Now, however, Kawase and others like him may find some relief in Saitama’s new ordinance that was passed on March 26 to prohibit any movement while riding escalators. The ordinance, which will take effect next October, also requires places with escalators to put signage asking riders to refrain from walking or running on the machines.
▼ As seen in this news report, some make-shift signs have already gone up, but people are still running.
While consideration for people like Kawase is one of the motivating factors for this ordinance, Saitama is also hoping to help curb the roughly 775 escalator injuries that happen a year in Japan, a little over half of which are caused by not standing still and holding handrails.
NHK spoke with Edogawa University Professor Emeritus Masakazu Toki, who said that the custom began during the bubble era when work efficiency took precedence over consideration for weaker people. “Manners are usually created through people’s behavior and thinking,” said Professor Toki, “so it’s a little disappointing that this time they need to be stipulated in an ordinance. However, there have been calls for this for over 10 years and little has changed, so I appreciate that this was established. The ordinance respects autonomy rather than surveillance and penalties.”
As Prof. Toki said, like with other ordinances that made headlines in the past, there are no punishments for violating them. The goal instead is to put the matter at the forefront and hope people take the time to consider it and change their behavior accordingly. That might not sound so effective, but in some cases it has been enough to create significant change in the past.
Most comments about the news generally support not walking on escalators, but some people took issue with making a law out of it in this way.
“Next time I see someone blocking the escalator, I’ll know they’re from Saitama.”
“Great job Saitama! If you want to walk, use the stairs.”
“I don’t know. This problem won’t be solved until it’s nationwide.”
“I don’t really understand ordinances. What do they do?”
“I’m always worried when riding with my child that someone will rush by and knock them over. I hope this spreads.”
“I admit I run up sometimes, but I still think this is a good idea. If you can run, then you can use the stairs.”
“Just make all escalators wide enough for one person and watch the problem disappear.”
Changing all of the escalators in Japan is a solution, but probably more long-term than some people want to see. However, a similar effect might come about naturally anyway.

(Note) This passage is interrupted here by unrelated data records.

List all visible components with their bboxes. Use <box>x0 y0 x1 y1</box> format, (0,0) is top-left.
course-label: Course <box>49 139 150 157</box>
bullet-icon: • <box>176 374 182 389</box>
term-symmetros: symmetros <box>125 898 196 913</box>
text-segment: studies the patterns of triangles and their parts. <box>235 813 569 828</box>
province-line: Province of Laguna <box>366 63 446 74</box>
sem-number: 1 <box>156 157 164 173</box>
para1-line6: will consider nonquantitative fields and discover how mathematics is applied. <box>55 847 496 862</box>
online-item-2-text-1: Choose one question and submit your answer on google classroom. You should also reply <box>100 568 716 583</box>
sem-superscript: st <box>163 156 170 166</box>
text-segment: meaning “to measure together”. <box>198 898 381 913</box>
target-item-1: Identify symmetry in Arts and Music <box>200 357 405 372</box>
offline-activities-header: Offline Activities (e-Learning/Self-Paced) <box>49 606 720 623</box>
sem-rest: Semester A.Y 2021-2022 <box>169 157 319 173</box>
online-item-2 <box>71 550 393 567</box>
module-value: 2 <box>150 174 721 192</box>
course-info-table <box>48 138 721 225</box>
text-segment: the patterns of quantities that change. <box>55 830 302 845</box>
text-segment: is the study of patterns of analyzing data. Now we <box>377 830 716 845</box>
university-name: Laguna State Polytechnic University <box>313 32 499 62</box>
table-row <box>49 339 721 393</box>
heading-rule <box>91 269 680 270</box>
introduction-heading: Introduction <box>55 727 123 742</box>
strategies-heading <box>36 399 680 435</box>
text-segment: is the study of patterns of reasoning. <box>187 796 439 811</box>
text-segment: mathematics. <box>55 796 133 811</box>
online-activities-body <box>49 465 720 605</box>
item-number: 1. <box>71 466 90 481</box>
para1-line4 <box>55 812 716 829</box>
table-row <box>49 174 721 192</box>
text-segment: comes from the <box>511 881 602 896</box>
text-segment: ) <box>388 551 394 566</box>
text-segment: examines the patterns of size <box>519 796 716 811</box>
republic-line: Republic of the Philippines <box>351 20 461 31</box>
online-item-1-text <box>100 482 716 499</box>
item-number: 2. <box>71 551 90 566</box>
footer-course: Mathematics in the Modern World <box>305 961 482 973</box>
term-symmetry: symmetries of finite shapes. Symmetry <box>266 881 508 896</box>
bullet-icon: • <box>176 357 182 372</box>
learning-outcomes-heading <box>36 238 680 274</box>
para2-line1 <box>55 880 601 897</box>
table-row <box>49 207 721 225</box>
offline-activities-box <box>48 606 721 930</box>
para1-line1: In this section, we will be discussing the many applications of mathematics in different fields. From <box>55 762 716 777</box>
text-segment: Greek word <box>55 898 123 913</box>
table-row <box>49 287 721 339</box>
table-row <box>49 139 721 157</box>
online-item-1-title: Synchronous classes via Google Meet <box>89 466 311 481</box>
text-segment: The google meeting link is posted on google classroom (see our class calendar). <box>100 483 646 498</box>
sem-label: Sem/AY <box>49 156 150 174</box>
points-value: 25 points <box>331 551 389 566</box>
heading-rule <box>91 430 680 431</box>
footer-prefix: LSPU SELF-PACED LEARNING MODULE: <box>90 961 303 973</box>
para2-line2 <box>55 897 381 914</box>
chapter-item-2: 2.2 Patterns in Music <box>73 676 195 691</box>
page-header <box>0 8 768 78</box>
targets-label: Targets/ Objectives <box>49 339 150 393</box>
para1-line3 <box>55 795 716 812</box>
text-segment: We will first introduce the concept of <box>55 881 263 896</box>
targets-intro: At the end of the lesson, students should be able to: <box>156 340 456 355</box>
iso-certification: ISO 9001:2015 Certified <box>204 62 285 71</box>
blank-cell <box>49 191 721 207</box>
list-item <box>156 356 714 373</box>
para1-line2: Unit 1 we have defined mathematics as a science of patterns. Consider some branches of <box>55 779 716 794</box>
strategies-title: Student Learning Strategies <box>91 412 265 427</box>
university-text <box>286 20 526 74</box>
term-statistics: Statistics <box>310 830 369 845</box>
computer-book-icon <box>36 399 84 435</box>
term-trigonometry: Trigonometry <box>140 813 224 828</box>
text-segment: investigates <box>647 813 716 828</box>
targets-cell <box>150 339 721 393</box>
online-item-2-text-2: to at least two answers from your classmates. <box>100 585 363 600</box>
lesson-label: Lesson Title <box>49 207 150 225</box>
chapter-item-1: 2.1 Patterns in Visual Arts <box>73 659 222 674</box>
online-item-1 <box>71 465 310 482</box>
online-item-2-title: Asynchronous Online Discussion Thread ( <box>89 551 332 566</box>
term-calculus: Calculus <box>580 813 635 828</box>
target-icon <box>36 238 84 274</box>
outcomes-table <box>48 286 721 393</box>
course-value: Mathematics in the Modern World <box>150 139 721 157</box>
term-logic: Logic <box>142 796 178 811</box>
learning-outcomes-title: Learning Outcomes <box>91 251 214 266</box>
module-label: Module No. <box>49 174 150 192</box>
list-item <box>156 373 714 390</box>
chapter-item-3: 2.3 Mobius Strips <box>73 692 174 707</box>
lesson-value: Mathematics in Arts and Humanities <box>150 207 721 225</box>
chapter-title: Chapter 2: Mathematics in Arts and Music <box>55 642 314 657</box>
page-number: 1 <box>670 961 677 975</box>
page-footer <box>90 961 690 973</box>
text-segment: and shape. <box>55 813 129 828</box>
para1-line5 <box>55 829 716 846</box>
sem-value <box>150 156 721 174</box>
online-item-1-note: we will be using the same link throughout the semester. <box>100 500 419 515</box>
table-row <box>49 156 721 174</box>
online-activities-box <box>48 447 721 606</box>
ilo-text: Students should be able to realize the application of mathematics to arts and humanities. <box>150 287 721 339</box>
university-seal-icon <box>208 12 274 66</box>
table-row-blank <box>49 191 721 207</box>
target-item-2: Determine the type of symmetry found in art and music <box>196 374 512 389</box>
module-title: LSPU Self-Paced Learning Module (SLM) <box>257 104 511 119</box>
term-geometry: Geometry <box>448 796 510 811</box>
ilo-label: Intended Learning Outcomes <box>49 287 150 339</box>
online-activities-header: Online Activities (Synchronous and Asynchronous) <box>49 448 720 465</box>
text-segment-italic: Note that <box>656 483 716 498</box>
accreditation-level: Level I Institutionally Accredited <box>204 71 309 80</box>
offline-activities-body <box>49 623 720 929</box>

With Japan’s aging society where already one in four women is over 70, the balance of escalator climbers versus escalator riders will surely continue to shift. As Prof. Toki mentioned, the culture of escalator-climbing came about naturally at a time when the number of young business people rose sharply. Now, as we enter the age where the population is dominated by the elderly, what’s considered appropriate on escalators could also change naturally.